S&P, Best Rate R&SA Debt
Standard & Poor’s Ratings Services and A.M. Best Co. have both issued bulletins concerning the proposed perpetual fixed-/floating-rate sterling-denominated subordinated notes to be issued by U.K.-based non-life insurer Royal & Sun Alliance Insurance Group PLC..
S&P assigned its “BBB” long-term junior subordinated debt rating, and also noted that the debt is guaranteed by R&SA’s subsidiary, Royal & Sun Alliance Insurance PLC (R&SAIP; rated ‘A-‘ / Stable outlook).
Best assigned an equivalent “bbb-” rating, and also indicated that the outlook is stable.
S&P said: “The rating on the notes, which is subject to confirmation following the receipt of final documentation, reflects their equity-like characteristics, including their perpetual tenor, the subordination of bondholders to policyholders and senior creditors, and the interest-deferral features.
“The notes are expected to qualify as Innovative Tier 1 capital under the U.K. Financial Services Authority’s regime, and as Category 2 (‘strong’) capital under Standard & Poor’s own, recently announced hybrid capital classification system.

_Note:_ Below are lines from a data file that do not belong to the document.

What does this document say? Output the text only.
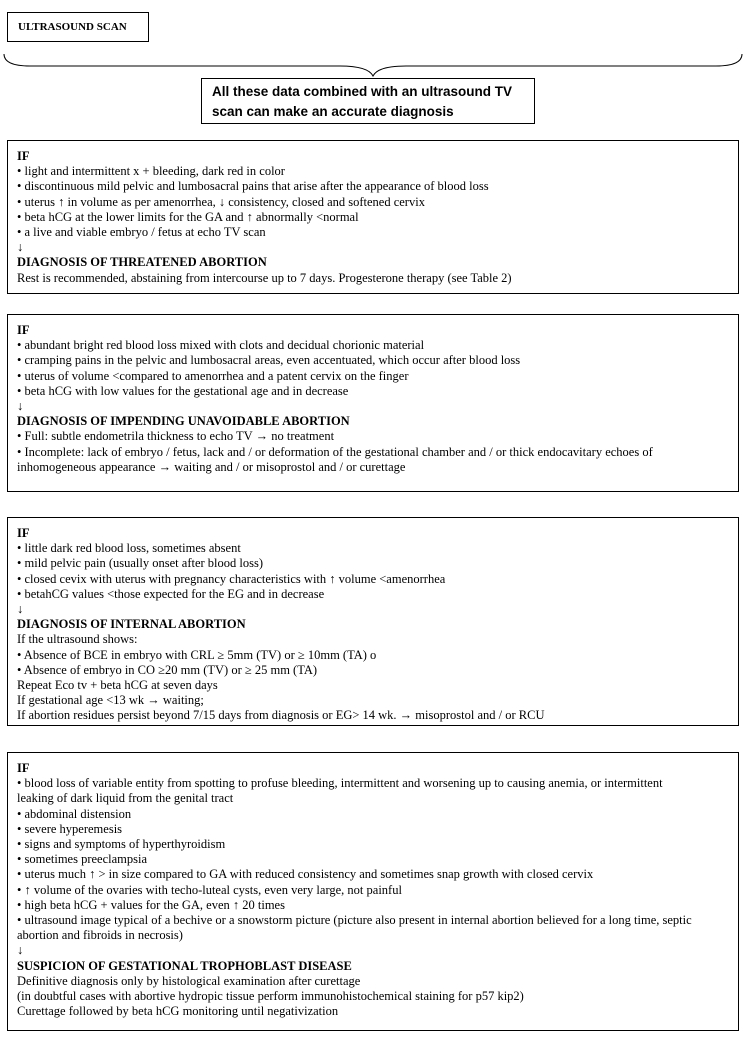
ULTRASOUND SCAN
All these data combined with an ultrasound TV
scan can make an accurate diagnosis
IF
• light and intermittent x + bleeding, dark red in color
• discontinuous mild pelvic and lumbosacral pains that arise after the appearance of blood loss
• uterus ↑ in volume as per amenorrhea, ↓ consistency, closed and softened cervix
• beta hCG at the lower limits for the GA and ↑ abnormally <normal
• a live and viable embryo / fetus at echo TV scan
↓
DIAGNOSIS OF THREATENED ABORTION
Rest is recommended, abstaining from intercourse up to 7 days. Progesterone therapy (see Table 2)
IF
• abundant bright red blood loss mixed with clots and decidual chorionic material
• cramping pains in the pelvic and lumbosacral areas, even accentuated, which occur after blood loss
• uterus of volume <compared to amenorrhea and a patent cervix on the finger
• beta hCG with low values for the gestational age and in decrease
↓
DIAGNOSIS OF IMPENDING UNAVOIDABLE ABORTION
• Full: subtle endometrila thickness to echo TV → no treatment
• Incomplete: lack of embryo / fetus, lack and / or deformation of the gestational chamber and / or thick endocavitary echoes of
inhomogeneous appearance → waiting and / or misoprostol and / or curettage
IF
• little dark red blood loss, sometimes absent
• mild pelvic pain (usually onset after blood loss)
• closed cevix with uterus with pregnancy characteristics with ↑ volume <amenorrhea
• betahCG values <those expected for the EG and in decrease
↓
DIAGNOSIS OF INTERNAL ABORTION
If the ultrasound shows:
• Absence of BCE in embryo with CRL ≥ 5mm (TV) or ≥ 10mm (TA) o
• Absence of embryo in CO ≥20 mm (TV) or ≥ 25 mm (TA)
Repeat Eco tv + beta hCG at seven days
If gestational age <13 wk → waiting;
If abortion residues persist beyond 7/15 days from diagnosis or EG> 14 wk. → misoprostol and / or RCU
IF
• blood loss of variable entity from spotting to profuse bleeding, intermittent and worsening up to causing anemia, or intermittent
leaking of dark liquid from the genital tract
• abdominal distension
• severe hyperemesis
• signs and symptoms of hyperthyroidism
• sometimes preeclampsia
• uterus much ↑ > in size compared to GA with reduced consistency and sometimes snap growth with closed cervix
• ↑ volume of the ovaries with techo-luteal cysts, even very large, not painful
• high beta hCG + values for the GA, even ↑ 20 times
• ultrasound image typical of a bechive or a snowstorm picture (picture also present in internal abortion believed for a long time, septic
abortion and fibroids in necrosis)
↓
SUSPICION OF GESTATIONAL TROPHOBLAST DISEASE
Definitive diagnosis only by histological examination after curettage
(in doubtful cases with abortive hydropic tissue perform immunohistochemical staining for p57 kip2)
Curettage followed by beta hCG monitoring until negativization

The proceeds received by R&SA will be used to partially refinance its outstanding obligations in respect of its $500 million 8.95 percent junior subordinated notes dated Oct. 15, 2029.”
Best explained: “The notes will rank pari passu with R&SA’s most senior-ranking non-cumulative preference shares and, as such, will rank junior to existing subordinated debt. The proceeds of this issue will be used to partially refinance existing subordinated notes, and equity credit will be given in the overall quantitative assessment of R&SA’s risk-based capitalization in line with A.M. Best’s guidelines.”
S&P made a similar analysis and indicated that the “notes are expected to be callable after a minimum 10-year period, and on every interest payment date thereafter. It is Standard & Poor’s expectation that the funds raised will remain a long-term feature of R&SA’s capital structure. The annual fixed coupons on the notes will be reset at the first call date. If not called, then the interest rate margin will step up by 100 basis points. As long as the notes continue to qualify as solvency capital for regulatory purposes, R&SA has the ability to defer interest payments at its discretion. Any deferred interest may only be satisfied via a stock settlement mechanism. The ‘A-‘ long-term counterparty credit rating on the guarantor, R&SAIP, reflects the group’s track record of successful execution of strategy, strong competitive position, and the expected continuation of its recent strong operating performance.”
S&P noted, however, that these positive factors are partially offset “by the group’s good (but not strong) capitalization and the potential for adverse reserve development, as well as R&SA’s poor historical operating performance and somewhat constrained financial flexibility.”